- A group of industry leaders gathered to present the “Gaijin Collective State of the Industry Report” focused on the evolution and growth of virtual production.
- The panel highlighted the shift towards openness, collaboration, and the sharing of information between competitors as key to fostering the VP ecosystem.
- Because the industry is still young — and highly specialized — educating clients about VP outweighs aggressive competition, the panelists agreed.
- Balancing commercial work alongside educational partnerships will help ensure the continual development and adoption of VP technology.
Four prominent players in the world of virtual production shared their insights into the rapidly growing field at the 2023 NAB show. The “Gaijin Collective State of the Industry Report” included A.J. Wedding, co-founder of Orbital Virtual Studios; Tim Moore, CEO of Vū Technologies; J.T. Rooney, President of XR Stages; and Erik Weaver, director of adaptive production at the ETC (Entertainment Technology Center) at the University of Southern California. The panelists discussed the OSVP industry, opportunities for growth, and the importance of sharing information among competitors in order for the ecosystem as a whole to thrive.
The participants agree that VP has changed since the LED-wall based systems came on the scene. “People were more closed off,” recalls Rooney, whose work has primarily focused on live entertainment. “It is now growing into a real industry, and with that comes relationships and friendships. There’s a real difference between popping up [an LED] wall and making something work day in and day out.”
Wedding, who has been involved in the film, post and VFX industries for 20 years, notes that openness is not only not the antithesis of competition. In fact, he says, it can be the opposite. There is so much for most people to learn about what VP actually is that it can be far more important to educate prospective clients about the process overall than it is to aggressively compete.
Wedding breaks down how, even among each of the speaker’s businesses there are unique specialties. “They can be specialized as more designed for cinematic work or broadcast or XR (extended reality) and AR (augmented reality), which is different from projects based around a live theater performance,” he said.
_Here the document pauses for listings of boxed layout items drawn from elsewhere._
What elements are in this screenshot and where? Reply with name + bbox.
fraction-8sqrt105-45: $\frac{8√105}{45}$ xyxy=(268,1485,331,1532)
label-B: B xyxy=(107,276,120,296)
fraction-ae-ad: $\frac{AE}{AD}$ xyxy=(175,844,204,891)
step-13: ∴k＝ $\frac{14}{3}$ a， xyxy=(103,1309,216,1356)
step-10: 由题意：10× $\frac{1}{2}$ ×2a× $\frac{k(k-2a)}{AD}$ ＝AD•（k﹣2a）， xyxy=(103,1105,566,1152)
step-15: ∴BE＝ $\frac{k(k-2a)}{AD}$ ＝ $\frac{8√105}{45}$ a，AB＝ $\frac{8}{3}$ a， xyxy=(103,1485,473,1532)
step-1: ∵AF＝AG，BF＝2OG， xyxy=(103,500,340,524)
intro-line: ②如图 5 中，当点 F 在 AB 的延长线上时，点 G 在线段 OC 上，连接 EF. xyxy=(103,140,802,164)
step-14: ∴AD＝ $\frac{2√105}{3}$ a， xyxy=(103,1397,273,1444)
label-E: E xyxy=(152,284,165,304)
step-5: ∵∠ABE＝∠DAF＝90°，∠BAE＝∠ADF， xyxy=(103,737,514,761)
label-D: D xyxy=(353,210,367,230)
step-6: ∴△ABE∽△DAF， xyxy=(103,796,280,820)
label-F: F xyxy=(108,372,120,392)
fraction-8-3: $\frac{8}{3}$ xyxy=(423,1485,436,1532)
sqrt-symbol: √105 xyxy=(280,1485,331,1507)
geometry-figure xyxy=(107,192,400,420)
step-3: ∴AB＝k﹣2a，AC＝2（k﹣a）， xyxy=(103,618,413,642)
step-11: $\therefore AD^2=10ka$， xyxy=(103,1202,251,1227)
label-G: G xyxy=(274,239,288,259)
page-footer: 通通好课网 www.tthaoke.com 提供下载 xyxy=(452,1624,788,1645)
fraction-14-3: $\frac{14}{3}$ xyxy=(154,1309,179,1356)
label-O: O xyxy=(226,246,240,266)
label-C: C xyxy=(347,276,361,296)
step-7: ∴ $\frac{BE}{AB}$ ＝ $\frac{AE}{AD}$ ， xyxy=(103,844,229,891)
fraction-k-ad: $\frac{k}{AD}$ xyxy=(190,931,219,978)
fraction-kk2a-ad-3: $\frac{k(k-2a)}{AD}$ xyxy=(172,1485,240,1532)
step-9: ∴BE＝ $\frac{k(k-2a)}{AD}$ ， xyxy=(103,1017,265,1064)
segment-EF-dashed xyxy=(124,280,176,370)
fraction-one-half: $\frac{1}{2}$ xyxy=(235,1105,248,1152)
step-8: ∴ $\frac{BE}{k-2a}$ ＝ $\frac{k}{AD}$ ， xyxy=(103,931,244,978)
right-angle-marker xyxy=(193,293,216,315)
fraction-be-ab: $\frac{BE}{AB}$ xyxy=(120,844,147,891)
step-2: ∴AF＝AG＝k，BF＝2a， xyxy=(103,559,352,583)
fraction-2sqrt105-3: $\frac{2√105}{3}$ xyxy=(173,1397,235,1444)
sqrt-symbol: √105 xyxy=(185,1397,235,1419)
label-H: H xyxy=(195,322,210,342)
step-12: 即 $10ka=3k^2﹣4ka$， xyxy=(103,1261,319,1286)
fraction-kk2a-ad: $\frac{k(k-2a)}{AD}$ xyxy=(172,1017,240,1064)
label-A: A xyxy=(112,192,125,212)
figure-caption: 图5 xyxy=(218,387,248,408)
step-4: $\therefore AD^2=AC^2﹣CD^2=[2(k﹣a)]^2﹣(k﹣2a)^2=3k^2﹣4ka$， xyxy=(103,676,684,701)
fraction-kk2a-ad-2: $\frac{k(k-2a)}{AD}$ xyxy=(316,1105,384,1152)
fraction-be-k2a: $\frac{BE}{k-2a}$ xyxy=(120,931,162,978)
“We’re both in Los Angeles,” Wedding, whose company did work on the FX series Snowfall, adds, “but whenever somebody comes to me and wants to do XR, I send them to [Rooney’s XR Stages]. I’m not going to mess with that! It’s a whole separate thing, even though we all have LED walls and tracking solutions.”
Rooney points out that VP is still such a young technology that there’s no agreement yet about standard terminology. “If you talk about virtual production, you’re using one name to describe a workflow across something like 10 different industries,” he says, noting that even what we refer to simply as “production” actually comprises many different things. “Does that mean a single-camera shoot from inside someone’s basement in Cleveland or what happens on a Hollywood set? It’s all ‘production,’ but there are a million ways to talk about it.”
Another sub-specialty of VP, what Orbital refers to as “digital prosthetics,” involves what Wedding defines as a “‘live deepfake.’ It’s somewhat controversial but also very helpful in certain circumstances. If you’re going to do alien makeup which would require that an actor sit in a chair for nine hours or the actor can just walk on stage and perform.”
“You have to learn on the job in real time,” Weaver chimes in. Further, it’s hard to formalize workflows and nomenclature, when, as Rooney says, “every single vendor and every single piece of equipment we have in the studio is either a beta or an alpha version of something — firmware, software.”
Weaver suggested stages target 80 days a year for commercial work and giving away 20+ plus days a year to educational partnerships, especially with universities.
The dissemination of useful information, whether it comes from the people who run the VP studios or through education partnerships, is according to Wedding, “part of keeping the industry going. If people stop using virtual production because they had a bad experience, then we’re all screwed.”